Выбрать главу

С таким расположением характера самые обязанности делаются для нас удовольствием, а это бывает очень редко. Оттого-то и удовольствия наши становятся уже не единообразны: ибо служба наша столько же имеет перемен, сколь непостоянно море со своими случаями; оттого-то мореходцы, разлученные со светом, с его обольщениями и веселостями, на краю гибели каждую минуту, отделенные от смерти одною доскою, умеют находить в самих себе источник радостей и привязываться к такой жизни, в которой другие видят одну только скуку. Душа человеческая всегда жаждет неизвестного; мысль наша всегда стремится вдаль; несытая, летит воображением в страны далекие - и что же может быть приятнее, когда мореходец, удовлетворяя потребностям души своей, несется по беспредельным морям и видит туго натянутые паруса, округляемые попутным ветром; когда, в мечтании сидя на корме, чувствует ее содрогание от скорого хода, видит катящиеся сзади волны, от которых убегающий корабль приближает его к желанному берегу. Взоры его с удовольствием обращаются в ту страну горизонта, куда совет магнитной стрелки обратил его путь. Настают ли бури, подымаются ли противные ветры? Его наслаждение увеличивается гордостью победы над стихиями. Не так ли обладание любимым предметом становится дороже от препятствий?..

Вам самим известны прелести воображения, известно и то, что надобно слишком быть знакому с самим собою, слишком независиму от внешних впечатлений, чтобы наслаждаться мечтами и воспоминаниями. Это наше наслаждение; и в то время, когда другой мучается бездействием и отыскивает способы к новым удовольствиям, мореходец, уединенный в своей каюте, при свече, которой пламень волнуется в ту и другую сторону сообразно колебанию корабля, окружает себя призраками своего воображения, переносится мысленно на родину, перебирает воспоминания и часто на походном висячем столике своем приводит мысли в порядок в скромном журнале, который пишется не для публики, но для образования сердца и отчета собственных чувствований.

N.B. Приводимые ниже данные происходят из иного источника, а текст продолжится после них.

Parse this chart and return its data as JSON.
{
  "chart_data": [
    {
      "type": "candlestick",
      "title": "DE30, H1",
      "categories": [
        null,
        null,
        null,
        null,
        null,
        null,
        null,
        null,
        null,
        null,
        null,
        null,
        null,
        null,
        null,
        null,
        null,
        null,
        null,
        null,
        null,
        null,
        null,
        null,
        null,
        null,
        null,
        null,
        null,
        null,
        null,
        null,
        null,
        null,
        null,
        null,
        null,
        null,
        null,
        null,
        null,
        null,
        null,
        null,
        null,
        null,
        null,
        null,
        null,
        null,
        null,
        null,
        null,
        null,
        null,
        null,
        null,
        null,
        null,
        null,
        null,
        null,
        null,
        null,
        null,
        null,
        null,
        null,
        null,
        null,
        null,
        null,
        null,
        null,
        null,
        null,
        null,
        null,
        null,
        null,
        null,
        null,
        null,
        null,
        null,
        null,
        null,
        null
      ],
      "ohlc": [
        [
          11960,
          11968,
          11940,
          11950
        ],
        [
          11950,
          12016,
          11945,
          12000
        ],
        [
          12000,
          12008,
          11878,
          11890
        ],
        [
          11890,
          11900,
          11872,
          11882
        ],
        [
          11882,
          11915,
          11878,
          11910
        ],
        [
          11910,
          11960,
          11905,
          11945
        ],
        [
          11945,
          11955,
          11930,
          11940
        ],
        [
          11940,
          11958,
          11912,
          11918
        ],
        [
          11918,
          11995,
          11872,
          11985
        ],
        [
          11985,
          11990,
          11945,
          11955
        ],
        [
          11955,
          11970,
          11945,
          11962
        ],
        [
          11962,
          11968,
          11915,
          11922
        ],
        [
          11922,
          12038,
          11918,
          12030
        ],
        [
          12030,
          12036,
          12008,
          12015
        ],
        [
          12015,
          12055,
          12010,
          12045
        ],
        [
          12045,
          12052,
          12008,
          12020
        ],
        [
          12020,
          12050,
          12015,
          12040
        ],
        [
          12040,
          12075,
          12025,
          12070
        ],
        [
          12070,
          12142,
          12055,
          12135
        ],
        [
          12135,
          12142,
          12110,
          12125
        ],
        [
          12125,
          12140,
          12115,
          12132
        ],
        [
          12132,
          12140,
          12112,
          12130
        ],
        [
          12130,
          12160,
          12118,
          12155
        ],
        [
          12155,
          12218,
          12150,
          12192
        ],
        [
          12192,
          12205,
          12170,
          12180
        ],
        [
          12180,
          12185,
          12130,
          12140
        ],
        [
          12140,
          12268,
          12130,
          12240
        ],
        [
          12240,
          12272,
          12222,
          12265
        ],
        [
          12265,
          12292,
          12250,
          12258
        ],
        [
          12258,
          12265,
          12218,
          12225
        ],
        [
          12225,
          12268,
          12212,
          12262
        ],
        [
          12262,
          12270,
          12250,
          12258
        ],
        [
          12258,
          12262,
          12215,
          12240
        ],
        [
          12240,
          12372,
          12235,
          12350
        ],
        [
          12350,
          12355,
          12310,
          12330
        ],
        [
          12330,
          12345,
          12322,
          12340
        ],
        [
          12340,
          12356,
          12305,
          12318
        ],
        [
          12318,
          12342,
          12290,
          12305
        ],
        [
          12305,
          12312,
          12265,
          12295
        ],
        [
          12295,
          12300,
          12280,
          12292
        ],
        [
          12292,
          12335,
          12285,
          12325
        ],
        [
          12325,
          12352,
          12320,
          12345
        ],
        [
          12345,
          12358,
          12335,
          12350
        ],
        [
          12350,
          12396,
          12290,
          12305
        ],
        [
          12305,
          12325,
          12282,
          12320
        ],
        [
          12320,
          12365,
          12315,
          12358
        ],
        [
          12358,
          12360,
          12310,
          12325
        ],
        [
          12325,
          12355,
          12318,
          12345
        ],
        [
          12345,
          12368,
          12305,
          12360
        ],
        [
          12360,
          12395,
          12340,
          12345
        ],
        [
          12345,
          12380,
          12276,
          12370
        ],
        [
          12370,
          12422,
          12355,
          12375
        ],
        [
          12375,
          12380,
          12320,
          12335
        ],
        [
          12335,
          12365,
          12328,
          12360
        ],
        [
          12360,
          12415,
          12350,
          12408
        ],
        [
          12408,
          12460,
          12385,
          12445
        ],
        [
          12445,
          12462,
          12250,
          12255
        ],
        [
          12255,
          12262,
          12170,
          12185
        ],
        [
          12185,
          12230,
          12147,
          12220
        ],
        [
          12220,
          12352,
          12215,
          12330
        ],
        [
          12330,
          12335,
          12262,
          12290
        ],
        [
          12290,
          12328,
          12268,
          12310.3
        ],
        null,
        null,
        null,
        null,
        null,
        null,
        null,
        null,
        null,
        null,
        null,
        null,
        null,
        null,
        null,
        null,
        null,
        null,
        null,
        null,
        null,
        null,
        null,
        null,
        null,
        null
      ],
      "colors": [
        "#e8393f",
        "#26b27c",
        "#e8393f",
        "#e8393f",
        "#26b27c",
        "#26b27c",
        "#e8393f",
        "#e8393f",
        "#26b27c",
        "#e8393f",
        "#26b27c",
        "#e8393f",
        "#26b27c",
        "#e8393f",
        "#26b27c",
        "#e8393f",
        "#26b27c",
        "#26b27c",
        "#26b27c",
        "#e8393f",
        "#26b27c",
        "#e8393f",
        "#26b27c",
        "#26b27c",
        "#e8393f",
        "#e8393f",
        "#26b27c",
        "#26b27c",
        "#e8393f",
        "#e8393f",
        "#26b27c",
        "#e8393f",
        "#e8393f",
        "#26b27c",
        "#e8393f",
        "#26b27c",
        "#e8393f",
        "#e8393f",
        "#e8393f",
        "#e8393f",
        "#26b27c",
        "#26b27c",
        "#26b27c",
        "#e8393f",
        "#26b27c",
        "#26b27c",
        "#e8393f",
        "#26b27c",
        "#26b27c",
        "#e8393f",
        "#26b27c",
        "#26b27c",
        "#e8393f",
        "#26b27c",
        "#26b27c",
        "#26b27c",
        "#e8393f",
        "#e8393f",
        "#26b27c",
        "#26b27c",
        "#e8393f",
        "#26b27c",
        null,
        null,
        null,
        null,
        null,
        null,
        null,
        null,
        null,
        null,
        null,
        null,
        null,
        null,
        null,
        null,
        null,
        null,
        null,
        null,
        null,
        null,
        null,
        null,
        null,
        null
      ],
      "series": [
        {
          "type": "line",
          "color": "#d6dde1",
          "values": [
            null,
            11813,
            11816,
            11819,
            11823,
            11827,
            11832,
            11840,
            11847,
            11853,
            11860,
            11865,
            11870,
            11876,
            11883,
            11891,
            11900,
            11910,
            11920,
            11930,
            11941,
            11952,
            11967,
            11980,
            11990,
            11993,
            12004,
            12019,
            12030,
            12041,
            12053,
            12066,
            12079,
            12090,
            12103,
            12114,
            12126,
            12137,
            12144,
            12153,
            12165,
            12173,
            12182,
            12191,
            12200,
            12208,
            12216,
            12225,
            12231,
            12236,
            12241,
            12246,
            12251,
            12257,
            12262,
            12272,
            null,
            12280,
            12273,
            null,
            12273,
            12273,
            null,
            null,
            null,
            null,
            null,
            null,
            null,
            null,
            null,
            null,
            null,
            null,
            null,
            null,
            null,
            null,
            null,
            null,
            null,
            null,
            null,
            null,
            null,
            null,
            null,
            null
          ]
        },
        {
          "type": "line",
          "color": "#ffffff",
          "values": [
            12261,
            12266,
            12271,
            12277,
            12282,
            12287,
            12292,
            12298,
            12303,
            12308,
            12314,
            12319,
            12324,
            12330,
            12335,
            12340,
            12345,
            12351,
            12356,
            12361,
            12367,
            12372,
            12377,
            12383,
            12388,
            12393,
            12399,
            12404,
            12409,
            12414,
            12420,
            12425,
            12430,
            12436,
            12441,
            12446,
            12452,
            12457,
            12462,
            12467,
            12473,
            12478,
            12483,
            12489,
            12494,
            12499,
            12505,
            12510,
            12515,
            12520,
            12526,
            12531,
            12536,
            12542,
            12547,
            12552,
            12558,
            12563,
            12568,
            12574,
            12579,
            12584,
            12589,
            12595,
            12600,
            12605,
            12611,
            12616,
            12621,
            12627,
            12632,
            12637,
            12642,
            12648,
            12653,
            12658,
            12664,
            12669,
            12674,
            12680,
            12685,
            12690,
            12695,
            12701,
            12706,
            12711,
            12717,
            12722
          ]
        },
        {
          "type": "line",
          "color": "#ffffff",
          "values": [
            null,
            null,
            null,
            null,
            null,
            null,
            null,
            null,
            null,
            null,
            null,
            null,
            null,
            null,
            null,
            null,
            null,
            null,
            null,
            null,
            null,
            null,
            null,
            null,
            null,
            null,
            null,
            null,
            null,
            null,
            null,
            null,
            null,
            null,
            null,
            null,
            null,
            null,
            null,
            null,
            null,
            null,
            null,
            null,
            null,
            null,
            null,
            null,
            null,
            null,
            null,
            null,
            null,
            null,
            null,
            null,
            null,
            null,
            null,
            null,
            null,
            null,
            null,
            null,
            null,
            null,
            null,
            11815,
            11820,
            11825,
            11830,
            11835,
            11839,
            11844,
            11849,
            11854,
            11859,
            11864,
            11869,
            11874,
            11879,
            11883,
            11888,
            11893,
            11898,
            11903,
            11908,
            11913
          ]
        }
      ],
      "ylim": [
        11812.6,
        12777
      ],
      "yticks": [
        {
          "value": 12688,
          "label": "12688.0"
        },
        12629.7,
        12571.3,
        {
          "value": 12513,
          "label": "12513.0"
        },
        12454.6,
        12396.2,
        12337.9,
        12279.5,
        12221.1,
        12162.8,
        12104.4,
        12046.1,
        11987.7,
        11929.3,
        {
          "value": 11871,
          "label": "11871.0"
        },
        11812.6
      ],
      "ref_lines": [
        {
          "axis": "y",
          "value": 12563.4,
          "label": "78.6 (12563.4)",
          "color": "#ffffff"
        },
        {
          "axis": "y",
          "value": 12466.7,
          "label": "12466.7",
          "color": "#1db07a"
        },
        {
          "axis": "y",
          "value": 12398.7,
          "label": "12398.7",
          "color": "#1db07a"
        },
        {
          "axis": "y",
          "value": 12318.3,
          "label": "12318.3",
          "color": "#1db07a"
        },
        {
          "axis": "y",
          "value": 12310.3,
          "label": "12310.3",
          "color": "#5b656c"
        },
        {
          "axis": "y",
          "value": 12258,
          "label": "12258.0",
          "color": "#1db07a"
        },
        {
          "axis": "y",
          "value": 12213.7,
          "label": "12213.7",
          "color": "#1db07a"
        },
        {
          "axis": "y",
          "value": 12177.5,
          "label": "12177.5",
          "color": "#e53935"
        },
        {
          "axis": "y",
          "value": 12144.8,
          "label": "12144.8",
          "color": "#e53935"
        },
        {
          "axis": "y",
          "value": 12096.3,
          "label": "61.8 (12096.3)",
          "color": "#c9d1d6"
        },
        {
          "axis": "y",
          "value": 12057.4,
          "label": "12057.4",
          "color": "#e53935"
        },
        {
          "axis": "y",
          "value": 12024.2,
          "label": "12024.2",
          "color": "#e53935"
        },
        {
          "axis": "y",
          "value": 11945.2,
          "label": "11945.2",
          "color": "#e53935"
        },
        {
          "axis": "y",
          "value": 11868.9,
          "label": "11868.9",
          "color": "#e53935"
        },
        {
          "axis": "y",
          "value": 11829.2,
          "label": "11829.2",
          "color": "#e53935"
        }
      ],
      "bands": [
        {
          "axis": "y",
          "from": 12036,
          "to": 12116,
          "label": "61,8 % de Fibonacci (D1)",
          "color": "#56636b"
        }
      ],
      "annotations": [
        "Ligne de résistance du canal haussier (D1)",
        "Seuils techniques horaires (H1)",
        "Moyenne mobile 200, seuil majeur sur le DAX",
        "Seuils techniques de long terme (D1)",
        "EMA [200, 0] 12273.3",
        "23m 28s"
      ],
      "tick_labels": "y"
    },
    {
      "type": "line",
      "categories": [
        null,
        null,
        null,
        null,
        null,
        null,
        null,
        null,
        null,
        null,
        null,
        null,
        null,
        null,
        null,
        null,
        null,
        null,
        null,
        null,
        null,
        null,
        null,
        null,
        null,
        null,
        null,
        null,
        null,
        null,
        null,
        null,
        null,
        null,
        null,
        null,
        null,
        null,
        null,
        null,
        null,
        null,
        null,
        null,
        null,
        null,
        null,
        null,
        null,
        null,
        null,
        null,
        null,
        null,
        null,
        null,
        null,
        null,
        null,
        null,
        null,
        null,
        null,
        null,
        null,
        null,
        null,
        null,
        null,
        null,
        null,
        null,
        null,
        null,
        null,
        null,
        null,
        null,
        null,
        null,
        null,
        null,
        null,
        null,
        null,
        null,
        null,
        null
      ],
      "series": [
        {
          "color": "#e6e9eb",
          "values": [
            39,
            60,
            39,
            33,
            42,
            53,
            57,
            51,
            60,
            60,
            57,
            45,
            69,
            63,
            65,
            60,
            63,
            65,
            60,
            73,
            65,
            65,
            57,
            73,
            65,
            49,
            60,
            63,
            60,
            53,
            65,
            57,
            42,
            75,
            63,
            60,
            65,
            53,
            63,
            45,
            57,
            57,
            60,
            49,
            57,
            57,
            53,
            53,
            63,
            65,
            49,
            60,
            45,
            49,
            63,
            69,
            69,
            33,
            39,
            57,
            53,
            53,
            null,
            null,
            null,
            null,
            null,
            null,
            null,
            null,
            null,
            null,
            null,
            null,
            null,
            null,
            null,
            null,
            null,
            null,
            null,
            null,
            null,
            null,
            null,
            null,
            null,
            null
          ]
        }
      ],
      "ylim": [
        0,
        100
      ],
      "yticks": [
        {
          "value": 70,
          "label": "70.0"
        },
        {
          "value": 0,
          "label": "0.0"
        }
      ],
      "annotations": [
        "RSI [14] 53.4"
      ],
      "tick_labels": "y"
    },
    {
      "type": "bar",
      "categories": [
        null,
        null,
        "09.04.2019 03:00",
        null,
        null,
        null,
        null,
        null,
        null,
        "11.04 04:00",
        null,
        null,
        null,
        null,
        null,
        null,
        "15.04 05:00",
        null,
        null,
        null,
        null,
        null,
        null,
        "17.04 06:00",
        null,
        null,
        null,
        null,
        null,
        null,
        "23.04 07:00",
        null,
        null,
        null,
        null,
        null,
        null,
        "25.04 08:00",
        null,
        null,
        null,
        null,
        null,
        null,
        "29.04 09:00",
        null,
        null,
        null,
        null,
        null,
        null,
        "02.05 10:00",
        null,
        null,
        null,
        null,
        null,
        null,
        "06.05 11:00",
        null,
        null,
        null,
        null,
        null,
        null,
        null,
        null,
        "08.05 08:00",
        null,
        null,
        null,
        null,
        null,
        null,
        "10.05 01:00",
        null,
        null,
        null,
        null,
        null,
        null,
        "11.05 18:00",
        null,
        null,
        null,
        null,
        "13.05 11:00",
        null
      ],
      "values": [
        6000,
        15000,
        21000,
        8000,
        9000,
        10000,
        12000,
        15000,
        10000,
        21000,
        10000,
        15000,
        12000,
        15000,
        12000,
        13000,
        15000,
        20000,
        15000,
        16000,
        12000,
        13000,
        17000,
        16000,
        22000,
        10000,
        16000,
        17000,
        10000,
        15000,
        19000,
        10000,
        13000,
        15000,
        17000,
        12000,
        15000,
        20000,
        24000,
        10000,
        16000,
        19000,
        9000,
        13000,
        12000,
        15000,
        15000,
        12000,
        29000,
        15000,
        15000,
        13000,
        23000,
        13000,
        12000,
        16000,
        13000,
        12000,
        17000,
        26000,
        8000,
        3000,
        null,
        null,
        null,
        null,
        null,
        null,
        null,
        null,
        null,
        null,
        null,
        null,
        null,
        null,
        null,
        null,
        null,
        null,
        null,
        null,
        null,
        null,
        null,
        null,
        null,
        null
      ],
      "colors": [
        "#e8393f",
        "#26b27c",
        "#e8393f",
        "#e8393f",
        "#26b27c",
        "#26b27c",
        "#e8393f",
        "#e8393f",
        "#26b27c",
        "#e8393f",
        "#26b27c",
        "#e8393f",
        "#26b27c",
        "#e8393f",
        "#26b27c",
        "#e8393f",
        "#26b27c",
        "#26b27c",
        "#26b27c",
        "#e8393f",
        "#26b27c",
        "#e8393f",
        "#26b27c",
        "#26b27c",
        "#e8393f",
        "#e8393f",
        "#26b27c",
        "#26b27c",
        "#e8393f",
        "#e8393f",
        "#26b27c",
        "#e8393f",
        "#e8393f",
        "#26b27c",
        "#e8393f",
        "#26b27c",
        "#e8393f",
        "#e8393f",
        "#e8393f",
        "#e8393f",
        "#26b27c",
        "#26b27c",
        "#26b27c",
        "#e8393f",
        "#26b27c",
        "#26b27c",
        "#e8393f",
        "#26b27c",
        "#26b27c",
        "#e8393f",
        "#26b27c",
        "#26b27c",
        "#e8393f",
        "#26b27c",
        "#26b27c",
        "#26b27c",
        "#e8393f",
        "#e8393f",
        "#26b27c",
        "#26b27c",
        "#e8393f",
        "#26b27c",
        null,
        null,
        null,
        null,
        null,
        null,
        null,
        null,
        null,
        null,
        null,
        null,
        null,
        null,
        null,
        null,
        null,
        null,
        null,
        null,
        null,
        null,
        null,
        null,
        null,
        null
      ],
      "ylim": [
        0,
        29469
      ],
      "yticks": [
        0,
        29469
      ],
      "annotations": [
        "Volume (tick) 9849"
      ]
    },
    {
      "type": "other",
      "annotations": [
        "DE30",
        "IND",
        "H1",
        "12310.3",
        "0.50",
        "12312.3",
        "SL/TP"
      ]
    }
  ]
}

Конечно, часто море держит нас вдали от берегов целые недели и месяцы, и нельзя, чтоб грусть не закрадывалась в сердце, как вода пробирается в корабль, потому что на все есть мера, но, во-первых, человек носит печаль и радость в собственном сердце, и смотря по тому, спокойно ли оно, и окружающие предметы кажутся ему грустны или веселят его. Во-вторых, неужели вы не сочтете во что-нибудь дружбы, прелестной в самой рассеянности и драгоценнейшей в одиночестве? Дружба наша усиливается малочисленностию людей, на корабле заключенных; и в сем случае оную можно уподобить свече, у которой чем менее круг освещения, тем сильнее светят ее лучи, тем ближе они к своему началу. Напротив, на большом пространстве лучи ее расходятся, слабеют, светятся, но не освещают. Сверх того, я похвалюсь, что дружеские связи крепче между моряками, потому что у них друзья приобретаются в самой юности. Обманываются те, которые думают найти друзей в зрелых летах. Юноши, как воск, удобно принимают впечатления, и склонности одного врезываются в другом; время утверждает мягкий состав души, и в форму, образованную давным дружеством, не придется новое. Что же приятнее, когда после трудов, в теплой каюте, за чайным столиком, беседуя с другом, изливаешь ему сердце, рассчитываешь надежды и так обманываешь скуку, разделяя время между дружбой и службою. Конечно, для жизни, совершенно приятной, недостаточно одного дружества; человек не сотворен быть в сообществе одних мужчин; и самой дружбе сгрустнется в отдалении от милых сердцу; но разве одиночество наше вечно? Разве откажете вы мореходцам в нежных чувствованиях, оживляющих сердце других человеков? Неужели вы думаете, что влажная стихия, по которой мы плаваем, может ужасать страсти? Знаете ли вы, что нарочно прыщут водою на угли, чтоб увеличить жар их? Как часто ветрам морским вверяются вздохи, и на крыльях бури посылаются тайные обеты туда, где остались любезные наши!.. Какое обновленное ощущение несет каждый из нас после долгого плавания в свое отечество!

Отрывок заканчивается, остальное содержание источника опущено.